Scaling Best Practices - Self-Managed Repository Integrations
To estimate the number of container replicas required for your workload, please contact Mend.io Professional Services.
The following guidance is designed for large deployments of 10,000 repositories or greater.
Cluster Worker Nodes
Recommended per node compute resources:
8 core X 64GB RAM
1 TB SSD storage
AWS: r6i-2xl (or equivalent)
Controller
Scaling out the controller requires an ingress load balancer configured to round-robin requests across controller replicas. Controllers are stateless. Do not configure sticky sessions.
Container request/limit sizes:
Request:
CPU: 2 core (2000m)
Memory: 6GB RAM (6G)
Limit:
CPU: 2 core (2000m)
Memory: 6GB RAM (6G)
JVM
Specify the following JAVA_OPTS settings:
Environment Variable | Value |
JAVA_OPTS | -Xms4G -Xmx4G |
In order to monitor and validate Scanner horizontal scaling, monitor and track pending and active scans via the scan queue statistics API.
Monitor controller logs for JVM out-of-memory errors.
Prior to v23.7.1, setting JVM options requires modification of the Controller shell.sh launch script. Contact Mend Professional Services for specific guidance. Upgrading to the latest version is recommended.
Specifying 4GB for the JVM heap space leaves ~2GB for the system and other JVM memory requirements.
Scanner
Scanners clone repositories and cache open source artifacts resolved using package manager manifest files. Storage limits will be determined by the size of cloned repos and the number of dependencies contained in repositories under scan. They will vary greatly from customer to customer and repo to repo.
Scanner container memory and storage limits should be determined by the largest build machine requirements used to build the largest repositories being scanned. In the absence of that information, use the following and adjust as necessary based on scanner performance.
Container request/limit sizes:
Request:
CPU: 0.5 core (500m)
Memory: 2.5GB RAM (2500M)
Ephemeral Storage: 250GB (250G)
Limit:
CPU: 1 core (1000m)
Memory: 5GB RAM (5G)
Ephemeral Storage: 500GB (500G)**
AutoScale
DO NOT configure your container orchestrator (e.g. K8s) to automatically scale out the number of Scanner replicas based on CPU or memory utilization. These system metrics do not indicate additional scanners are needed. The only metric useful for scaling out is the number of pending scans from the Controller scan statistics API mentioned above.
JVM
Do not adjust default JVM options
Git Connector
The scanner uses JGit by default to clone repositories. JGit has several limitations including file size and lack of support for shallow cloning.

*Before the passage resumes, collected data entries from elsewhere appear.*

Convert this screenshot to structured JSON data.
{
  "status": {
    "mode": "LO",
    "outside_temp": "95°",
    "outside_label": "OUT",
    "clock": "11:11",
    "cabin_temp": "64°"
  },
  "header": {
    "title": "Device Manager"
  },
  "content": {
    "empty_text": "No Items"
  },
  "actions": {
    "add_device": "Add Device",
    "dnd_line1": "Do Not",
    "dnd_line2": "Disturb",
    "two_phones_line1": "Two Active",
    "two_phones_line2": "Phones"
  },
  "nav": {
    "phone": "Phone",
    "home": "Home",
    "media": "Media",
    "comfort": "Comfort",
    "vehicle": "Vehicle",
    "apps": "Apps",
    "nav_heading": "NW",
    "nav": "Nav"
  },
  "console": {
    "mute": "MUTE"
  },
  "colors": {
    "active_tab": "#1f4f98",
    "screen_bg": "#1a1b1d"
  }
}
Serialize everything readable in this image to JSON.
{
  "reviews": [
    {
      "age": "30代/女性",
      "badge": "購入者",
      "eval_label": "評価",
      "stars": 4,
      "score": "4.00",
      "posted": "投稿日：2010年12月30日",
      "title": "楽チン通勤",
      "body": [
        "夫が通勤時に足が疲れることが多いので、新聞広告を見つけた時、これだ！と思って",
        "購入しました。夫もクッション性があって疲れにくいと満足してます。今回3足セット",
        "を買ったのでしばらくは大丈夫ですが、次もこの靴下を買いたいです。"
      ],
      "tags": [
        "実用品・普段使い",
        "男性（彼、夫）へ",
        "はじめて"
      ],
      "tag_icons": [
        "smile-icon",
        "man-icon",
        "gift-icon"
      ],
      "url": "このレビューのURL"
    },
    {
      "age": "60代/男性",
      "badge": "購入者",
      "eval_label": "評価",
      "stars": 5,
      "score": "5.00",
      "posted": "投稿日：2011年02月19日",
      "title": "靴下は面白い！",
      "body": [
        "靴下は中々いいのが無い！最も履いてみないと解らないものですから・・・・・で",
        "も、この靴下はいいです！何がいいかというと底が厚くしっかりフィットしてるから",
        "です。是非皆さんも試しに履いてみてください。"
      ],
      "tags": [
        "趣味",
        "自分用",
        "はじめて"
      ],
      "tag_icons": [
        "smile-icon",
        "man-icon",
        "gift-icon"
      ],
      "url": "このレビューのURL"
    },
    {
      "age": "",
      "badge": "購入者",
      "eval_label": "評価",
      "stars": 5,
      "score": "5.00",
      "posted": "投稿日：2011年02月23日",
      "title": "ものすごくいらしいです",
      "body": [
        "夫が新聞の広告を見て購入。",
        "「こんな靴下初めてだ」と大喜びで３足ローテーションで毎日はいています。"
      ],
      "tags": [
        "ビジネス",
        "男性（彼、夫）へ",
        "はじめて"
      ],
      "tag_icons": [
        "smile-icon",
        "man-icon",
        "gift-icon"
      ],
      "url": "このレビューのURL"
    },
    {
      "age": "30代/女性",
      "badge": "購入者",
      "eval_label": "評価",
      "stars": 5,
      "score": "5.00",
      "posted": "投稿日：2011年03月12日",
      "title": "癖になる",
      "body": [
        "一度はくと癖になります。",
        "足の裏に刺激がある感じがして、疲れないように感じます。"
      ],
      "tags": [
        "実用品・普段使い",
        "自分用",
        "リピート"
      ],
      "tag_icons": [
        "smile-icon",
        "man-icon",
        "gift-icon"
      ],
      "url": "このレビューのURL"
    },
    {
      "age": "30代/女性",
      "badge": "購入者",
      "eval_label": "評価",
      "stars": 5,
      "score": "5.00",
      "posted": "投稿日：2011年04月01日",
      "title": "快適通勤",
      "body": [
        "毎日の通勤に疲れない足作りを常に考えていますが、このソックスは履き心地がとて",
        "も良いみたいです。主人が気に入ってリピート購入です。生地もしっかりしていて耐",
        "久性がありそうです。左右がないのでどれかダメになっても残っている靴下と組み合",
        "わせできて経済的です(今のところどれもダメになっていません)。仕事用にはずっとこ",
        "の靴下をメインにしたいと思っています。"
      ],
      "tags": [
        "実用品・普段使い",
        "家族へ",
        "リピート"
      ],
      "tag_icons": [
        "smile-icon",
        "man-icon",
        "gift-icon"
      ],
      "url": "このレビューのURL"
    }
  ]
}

For large-scale deployments, switch to the Git Connector to take advantage of shallow Git clones reducing ephemeral storage requirements during scans.
If the Git Connector is enabled, Git will need to be configured for custom certificate authorities and proxies, if required. See our Custom Certificate guidance for more information. For proxy support, see Git documentation.
To enable the Git Connector, set the following environment variable:
Environment Variable | Value |
WS_GIT_CONNECTOR | true |
Remediate
Remediate scales out using a Server/Worker model. The Remediate Server is stateful and manages an in-memory job queue. There can only be one instance of a Remediate Server per SCM integration cluster. Remediate Workers pull jobs off the Server queue and perform the R/R work. Workers are stateless and can scale out as required. Worker/Server modes are controlled by environment variables. See the product documentation for more information.
Server request/limit sizes:
Request:
CPU: 0.6 core (600m)
Memory: 1GB (1Gi)
Disk: 20GB
Limit:
CPU: 1.0 core (1000m)
Memory: 4GB (4Gi)
Disk: 20GB
Worker request/limit sizes:
Request:
CPU: 0.6 core (600m)
Memory: 1GB (1Gi)
Disk: 20G
Limit:
CPU: 1.0 core (1000m)
Memory: 2GB (4Gi)
Disk: 40GB (minimum, depending on repo size)
JVM - N/A
Remediate is a Node.js application and does not require JVM settings
Other Settings
To reduce the load on your SCM system and possible API rate limits, decrease the Remediate Server cron schedule from default hourly to daily at midnight UTC:
Add the following environment variable to the Remediate-Server pod:
Environment Variable | Value |
SCHEDULER_CRON | 0 0 * * * |
Add the following environment variable to the Worker service if you experience hung Remediate Workers:
Environment Variable | Value |
REMEDIATE_JOB_TIMEOUT_MINUTES | 60 |
Deploy REDIS for caching across your Remediate container pool
Monitor the Remediate status API, and track the number of queued jobs over time. Use this information to determine the number of R/R workers required to handle your workload. See the Remediate docs for more detail on this status API.